I’m on a roll this week.  My turn to make dinner.  I’ve been looking forward to using the block of tofu in the refrigerator, but I want Italian, not Asian style.  As this dinner evolved, it had strong influences from Italy, Spain (Catalonia), Greece, and Costa Rica.

More inspiration from Food52, specifically Roasted Broccoli with Smoked Paprika Vinaigrette and Marcona Almonds.  This recipe was easy to prepare and absolutely outstanding.  It formed one of the cornerstones of the meal.

This summer I had used a lemon-infused Costa Rican pepper rub for making tofu with Italian flavors.  Fortunately, I had replenished my stock and was able to marinate the tofu, after pressing some of the moisture out, with the pepper rub, garlic, and olive oil.

Seeking more protein and greatly enamored of canned giant Greek beans which I had found at Sevan’s Bakery in Watertown, I opened a can of the beans and sauce, added some steamed yellow squash, boiled a leftover half a package of Farfalle, and combined it all for the pasta portion of the meal, baking it a bit in the oven hot from the broccoli.

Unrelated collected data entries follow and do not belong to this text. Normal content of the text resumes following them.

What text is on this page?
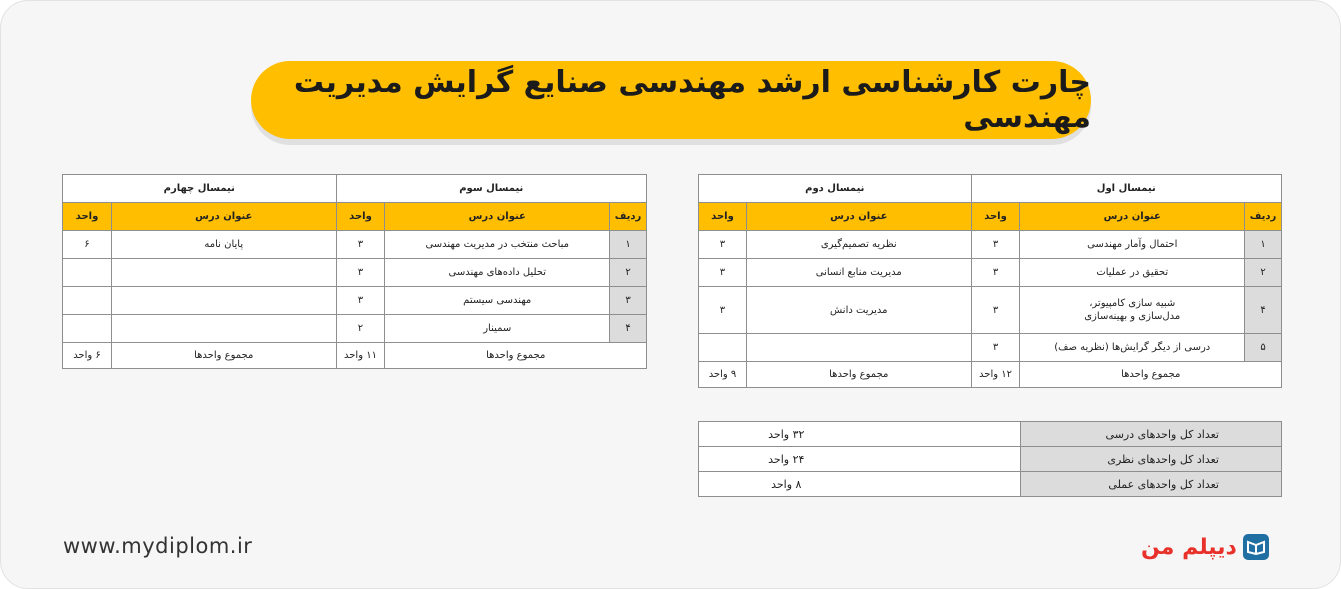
چارت کارشناسی ارشد مهندسی صنایع گرایش مدیریت مهندسی
نیمسال اول			نیمسال دوم	
ردیف	عنوان درس	واحد	عنوان درس	واحد
۱	احتمال وآمار مهندسی	۳	نظریه تصمیم‌گیری	۳
۲	تحقیق در عملیات	۳	مدیریت منابع انسانی	۳
۴	شبیه سازی کامپیوتر،
مدل‌سازی و بهینه‌سازی	۳	مدیریت دانش	۳
۵	درسی از دیگر گرایش‌ها (نظریه صف)	۳		
مجموع واحدها		۱۲ واحد	مجموع واحدها	۹ واحد
نیمسال سوم			نیمسال چهارم	
ردیف	عنوان درس	واحد	عنوان درس	واحد
۱	مباحث منتخب در مدیریت مهندسی	۳	پایان نامه	۶
۲	تحلیل داده‌های مهندسی	۳		
۳	مهندسی سیستم	۳		
۴	سمینار	۲		
مجموع واحدها		۱۱ واحد	مجموع واحدها	۶ واحد
تعداد کل واحدهای درسی	۳۲ واحد
تعداد کل واحدهای نظری	۲۴ واحد
تعداد کل واحدهای عملی	۸ واحد
www.mydiplom.ir	دیپلم من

Finally, I grilled the tofu, plus one small local eggplant and a small bunch of broccolini, to complete the plate.  In fact, this required a chop plate, larger than a dinner plate, so as not to feel crowded.  Colors and textures were just right, except that I noted for next time that the pimenton sauce for the broccoli would be outstanding atop the tofu, as well.  In fact the grilled tofu came out similar in looks and texture to a grilled lemon-pepper swordfish steak.  See what you think.

Wine choices were Italian: first glass was a 2010 Dolcetto d’Alba from Elio Grasso in the Northwest; the second was a very good Negroamaro, a Salice Salentino from my friends at Li Velli in Puglia (Southeast), also a 2010.  Even Barbara liked the meal.